The future of governance lies in blending human insight with intelligent tools – and the company secretary is uniquely placed to lead that evolution.

AI and corporate governance: a new era of strategic enablement

As the demands on boards grow, from regulatory pressure to information volume, governance professionals are being asked to do more with less. AI is beginning to play a meaningful role in this shift: not as a silver bullet, but as a tool to support better oversight, sharper insight, and more efficient ways of working. For company secretaries, this presents an opportunity to enhance their strategic role – using AI to reduce administrative burden, support data-led decisions, and help boards stay focused on what matters most.
The evolving role of the company secretary in the age of AI
The company secretary’s role extends far beyond administrative duties – they act as strategic governance advisors, supporting board effectiveness, risk oversight, regulatory compliance, and alignment with organizational priorities. Increasingly, our clients are looking for governance leaders who not only fulfil core responsibilities but also drive transformation, embed continuous improvement, and strengthen operational performance within governance functions.
In a context of rapid change, information overload, and growing regulatory demands, boards are looking for more than procedural support. They seek proactive governance partners — individuals who can deliver insight, anticipate risks, and support long-term, strategic thinking. When adopted thoughtfully, AI can help company secretaries meet these expectations: freeing up time, enhancing oversight, and reinforcing their role as trusted advisors to the board.

Where AI adds value in the corporate governance function
AI can support company secretaries to work more efficiently and strategically by helping to navigate vast volumes of information and enabling data-led decision-making. By automating routine tasks and streamlining workflows, AI allows governance professionals to redirect time toward higher-value activities – strengthening their role as strategic advisors to the Board. When thoughtfully applied, AI can complement existing governance practices in a number of ways, including:
- Board performance monitoring: AI-powered dashboards can track board engagement, flag governance gaps, and highlight areas for performance improvement.
- Enhanced collaboration: AI-enabled tools can facilitate seamless communication and information sharing between directors and senior executives, improving collaboration and visibility across the leadership team.
- Regulatory compliance: AI can track regulatory changes in real-time, helping ensure timely compliance with evolving legal and governance requirements.
- Self-service governance support: AI chatbots – already being used in some fintech governance teams – can handle routine policy queries, allowing the wider team to self-serve while ensuring consistency and accuracy in responses.
- Administrative automation: tasks such as meeting scheduling, board pack collation, document filing, and initial drafting of minutes can be automated, reducing manual effort and freeing up company secretaries to focus on higher-value strategic activities.
- Enhanced minute-taking: AI can support the drafting of board minutes, allowing professionals to focus on capturing the substance, context, and intent behind decisions – not just recording what was said, but what was agreed.
With boards increasingly inundated by information, company secretaries play a critical role in curating insights, enabling strategic focus, and guiding where attention should be placed – roles that AI can meaningfully support when integrated thoughtfully.
Ethical and governance considerations in AI adoption
The benefits of AI must be balanced against its inherent risks. Responsible and ethical implementation is paramount – particularly where AI intersects with sensitive data, decision-making, and regulatory obligations. Company secretaries play a central role in establishing governance frameworks for AI use, including policies on data privacy, algorithmic transparency, and compliance with regulations such as GDPR. It is increasingly important that governance professionals understand how AI tools process data and remain alert to risks such as bias, inconsistency, or unintended consequences.
As Moya Hayhurst, experienced Company Secretary and research contributor to the Centre for AI in Board Effectiveness, notes: “Company secretaries cannot do this alone.” Rather they must “cultivate curiosity and work collaboratively with stakeholders” across technology, legal, risk, and cybersecurity to understand the organization’s existing AI footprint and define appropriate governance protocols.
By asking the right questions and proactively engaging with cross-functional teams, company secretaries can ensure AI tools are adopted in a manner that is secure, responsible, and aligned with organizational values.

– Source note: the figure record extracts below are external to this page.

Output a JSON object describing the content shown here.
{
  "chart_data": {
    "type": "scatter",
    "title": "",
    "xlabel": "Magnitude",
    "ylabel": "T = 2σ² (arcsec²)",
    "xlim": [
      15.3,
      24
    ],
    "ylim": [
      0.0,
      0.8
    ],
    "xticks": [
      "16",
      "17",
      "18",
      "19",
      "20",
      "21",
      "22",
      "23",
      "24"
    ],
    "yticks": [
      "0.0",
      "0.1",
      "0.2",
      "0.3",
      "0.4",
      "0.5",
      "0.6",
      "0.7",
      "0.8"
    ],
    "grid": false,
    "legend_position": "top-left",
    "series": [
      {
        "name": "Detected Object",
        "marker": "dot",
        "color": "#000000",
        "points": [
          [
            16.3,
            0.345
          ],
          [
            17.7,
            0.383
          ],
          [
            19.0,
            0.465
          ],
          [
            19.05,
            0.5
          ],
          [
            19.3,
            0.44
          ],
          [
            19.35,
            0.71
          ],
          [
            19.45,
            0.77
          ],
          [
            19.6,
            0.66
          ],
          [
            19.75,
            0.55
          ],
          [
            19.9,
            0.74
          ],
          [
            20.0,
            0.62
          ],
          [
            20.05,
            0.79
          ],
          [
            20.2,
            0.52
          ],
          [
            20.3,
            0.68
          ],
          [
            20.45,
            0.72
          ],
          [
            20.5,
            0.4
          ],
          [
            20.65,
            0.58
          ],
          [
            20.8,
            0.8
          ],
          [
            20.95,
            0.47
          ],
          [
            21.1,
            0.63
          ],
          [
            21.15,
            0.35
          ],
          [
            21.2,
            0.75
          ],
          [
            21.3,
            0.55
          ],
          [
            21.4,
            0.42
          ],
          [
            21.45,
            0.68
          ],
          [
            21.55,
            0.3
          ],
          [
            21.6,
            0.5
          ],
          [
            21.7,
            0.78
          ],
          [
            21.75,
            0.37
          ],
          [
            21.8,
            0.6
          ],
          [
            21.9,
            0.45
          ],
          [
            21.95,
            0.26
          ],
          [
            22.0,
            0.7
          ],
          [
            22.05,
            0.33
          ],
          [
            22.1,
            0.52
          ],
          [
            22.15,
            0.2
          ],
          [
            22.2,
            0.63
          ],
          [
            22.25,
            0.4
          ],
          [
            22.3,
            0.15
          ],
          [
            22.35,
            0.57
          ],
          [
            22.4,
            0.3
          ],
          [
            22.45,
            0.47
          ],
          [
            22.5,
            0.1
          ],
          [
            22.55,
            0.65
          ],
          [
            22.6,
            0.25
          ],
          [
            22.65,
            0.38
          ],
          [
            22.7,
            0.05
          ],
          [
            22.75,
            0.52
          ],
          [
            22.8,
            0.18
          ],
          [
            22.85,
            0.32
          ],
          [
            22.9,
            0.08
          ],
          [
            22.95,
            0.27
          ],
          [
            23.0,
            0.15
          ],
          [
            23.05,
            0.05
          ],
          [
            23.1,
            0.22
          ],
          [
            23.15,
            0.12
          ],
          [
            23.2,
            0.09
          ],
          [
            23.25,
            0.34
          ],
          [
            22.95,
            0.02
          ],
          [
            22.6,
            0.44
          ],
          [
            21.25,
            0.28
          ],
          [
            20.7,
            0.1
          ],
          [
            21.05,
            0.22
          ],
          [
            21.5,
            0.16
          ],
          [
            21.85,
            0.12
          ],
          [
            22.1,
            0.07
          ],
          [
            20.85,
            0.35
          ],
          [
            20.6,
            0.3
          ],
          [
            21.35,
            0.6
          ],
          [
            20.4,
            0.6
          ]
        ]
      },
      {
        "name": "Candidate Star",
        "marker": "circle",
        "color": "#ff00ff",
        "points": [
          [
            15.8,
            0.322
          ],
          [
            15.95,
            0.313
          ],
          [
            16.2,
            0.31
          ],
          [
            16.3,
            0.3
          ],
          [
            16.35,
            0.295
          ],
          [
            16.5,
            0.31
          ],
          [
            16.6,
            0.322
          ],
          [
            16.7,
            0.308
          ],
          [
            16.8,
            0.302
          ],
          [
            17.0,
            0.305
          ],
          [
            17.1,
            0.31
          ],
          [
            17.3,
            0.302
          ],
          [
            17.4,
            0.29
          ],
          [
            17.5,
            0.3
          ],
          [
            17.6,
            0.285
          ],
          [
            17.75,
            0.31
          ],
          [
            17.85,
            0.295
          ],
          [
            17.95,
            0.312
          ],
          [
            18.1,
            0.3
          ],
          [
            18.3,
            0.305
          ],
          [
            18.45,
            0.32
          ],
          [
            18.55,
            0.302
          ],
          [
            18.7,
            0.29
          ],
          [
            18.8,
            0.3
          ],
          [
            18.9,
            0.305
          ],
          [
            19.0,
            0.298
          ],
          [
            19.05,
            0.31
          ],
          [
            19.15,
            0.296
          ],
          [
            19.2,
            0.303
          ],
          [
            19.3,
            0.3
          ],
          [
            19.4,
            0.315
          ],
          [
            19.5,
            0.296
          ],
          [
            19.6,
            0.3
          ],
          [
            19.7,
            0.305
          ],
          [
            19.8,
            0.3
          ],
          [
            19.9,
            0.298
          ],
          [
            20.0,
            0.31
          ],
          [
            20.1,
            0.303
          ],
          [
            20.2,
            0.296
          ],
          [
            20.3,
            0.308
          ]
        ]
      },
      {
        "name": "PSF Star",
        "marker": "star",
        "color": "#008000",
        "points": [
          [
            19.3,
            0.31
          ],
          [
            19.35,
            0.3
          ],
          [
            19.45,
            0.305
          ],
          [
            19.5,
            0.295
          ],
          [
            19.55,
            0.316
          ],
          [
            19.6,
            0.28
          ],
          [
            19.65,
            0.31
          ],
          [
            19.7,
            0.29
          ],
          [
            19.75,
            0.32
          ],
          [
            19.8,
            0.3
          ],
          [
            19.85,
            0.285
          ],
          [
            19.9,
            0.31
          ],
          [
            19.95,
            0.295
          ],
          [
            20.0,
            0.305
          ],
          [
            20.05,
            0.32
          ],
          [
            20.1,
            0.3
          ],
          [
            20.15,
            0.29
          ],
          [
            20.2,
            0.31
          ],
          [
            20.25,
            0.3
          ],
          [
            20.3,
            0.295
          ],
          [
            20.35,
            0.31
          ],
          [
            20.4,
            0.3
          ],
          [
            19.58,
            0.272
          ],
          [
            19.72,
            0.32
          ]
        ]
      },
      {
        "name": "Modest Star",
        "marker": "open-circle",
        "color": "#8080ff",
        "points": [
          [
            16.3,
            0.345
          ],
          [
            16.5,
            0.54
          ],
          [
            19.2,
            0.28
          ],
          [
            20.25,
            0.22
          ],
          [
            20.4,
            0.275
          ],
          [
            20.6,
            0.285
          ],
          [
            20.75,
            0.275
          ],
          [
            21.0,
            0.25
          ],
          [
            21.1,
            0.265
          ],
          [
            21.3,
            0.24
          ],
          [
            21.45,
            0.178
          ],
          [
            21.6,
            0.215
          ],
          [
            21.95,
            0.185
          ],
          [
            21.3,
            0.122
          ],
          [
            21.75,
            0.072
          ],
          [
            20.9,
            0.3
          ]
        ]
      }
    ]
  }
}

AI as an enabler – not a replacement
While AI can enhance productivity and improve insight generation, it cannot replace human judgement – especially in areas that require nuance and contextual understanding. For example, the preparation of board minutes must still reflect the subtleties of decision-making, tone, and strategic direction – elements AI cannot fully replicate. As with any automated tool, outputs must be reviewed and interpreted with care to ensure accuracy, relevance, and alignment with board expectations.
Directors should also be cautious about over-relying on AI-generated summaries of board materials, as this can unintentionally reinforce groupthink and dilute the diverse viewpoints that boards are designed to harness.
AI should be viewed as a thinking partner or digital research assistant – a tool that complements, rather than replaces, the critical thinking and professional judgment of governance professionals. The company secretary remains central to governance oversight, ethical AI deployment, and strategic decision-making in an increasingly digital governance environment.